AMER Semineri: “Totality at Trinity: Paranoia and the State in Leslie Marmon Silko’s Ceremony”, Devin William Daniels, 4:30PM February 14 2024 (EN)

The Department of American Culture and Literature warmly invite you to: “Totality at Trinity: Paranoia and the State in Leslie Marmon Silko’s Ceremony”

Date: February 14
Time: 16:30-18:00
Place: G-160

Abstract:
The cultural and theoretical production of the 1970s has been largely remembered for its resistance to metanarratives, skepticism towards totality, and embrace of plurality. At the same time, the U.S. government was laying the foundations for ARPANET, precursor to the modern internet, rendering material the very sort of totalizing system postmodernism had discredited as impossible. This paper examines this apparent contradiction through Leslie Marmon Silko’s Ceremony (1977) to reconsider literature’s formal capacities to register totality and imagine collective futures.

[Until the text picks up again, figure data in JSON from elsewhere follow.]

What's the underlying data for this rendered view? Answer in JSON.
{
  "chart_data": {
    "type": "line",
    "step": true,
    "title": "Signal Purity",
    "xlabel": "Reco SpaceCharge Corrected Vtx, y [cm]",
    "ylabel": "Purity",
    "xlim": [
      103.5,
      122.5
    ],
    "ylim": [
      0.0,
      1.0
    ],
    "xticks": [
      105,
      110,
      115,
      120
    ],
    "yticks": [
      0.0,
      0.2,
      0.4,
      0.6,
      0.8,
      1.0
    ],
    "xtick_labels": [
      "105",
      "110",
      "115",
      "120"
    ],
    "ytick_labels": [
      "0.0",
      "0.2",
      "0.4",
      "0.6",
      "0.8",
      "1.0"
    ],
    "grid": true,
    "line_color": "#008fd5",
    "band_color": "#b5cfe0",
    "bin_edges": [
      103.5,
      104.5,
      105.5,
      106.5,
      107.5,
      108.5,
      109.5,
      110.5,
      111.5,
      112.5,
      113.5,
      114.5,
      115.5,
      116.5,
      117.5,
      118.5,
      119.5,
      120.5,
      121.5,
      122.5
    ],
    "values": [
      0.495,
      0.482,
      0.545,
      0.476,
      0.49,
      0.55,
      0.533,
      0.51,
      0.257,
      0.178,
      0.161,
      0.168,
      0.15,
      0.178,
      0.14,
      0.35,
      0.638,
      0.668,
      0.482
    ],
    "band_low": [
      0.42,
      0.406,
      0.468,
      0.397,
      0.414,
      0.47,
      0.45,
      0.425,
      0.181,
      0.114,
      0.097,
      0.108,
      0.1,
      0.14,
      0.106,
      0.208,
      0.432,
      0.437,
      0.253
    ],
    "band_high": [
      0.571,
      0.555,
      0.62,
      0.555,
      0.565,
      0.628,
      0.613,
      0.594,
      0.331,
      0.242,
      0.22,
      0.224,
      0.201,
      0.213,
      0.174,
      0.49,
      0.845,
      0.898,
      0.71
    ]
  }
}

As an Indigenous novel actively challenging and reworking settler colonialist history, Ceremony might be read within this tradition of rejecting totality. However, this paper argues that the novel takes the “paranoia” thought typical of postmodernism as an enabling condition for imagining the total, systemic change demanded by the conditions of settler colonialism and global capitalism. Rejecting the psychologization of paranoia as an individualized condition, Ceremony instead materializes the abstractions of “late” capitalism, recuperating totality as a speculative, political risk that motivates a politics of universal liberation and planetary salvation.

Bio:
Devin William Daniels is Visiting Assistant Professor of Literatures in English at Bryn Mawr College. His research focuses on twentieth-century literature and film, information technology, and the state. His work is published or forthcoming in Representations, Mediations, English Studies in Africa, Contemporaries at Post45, and Hyped on Melancholy.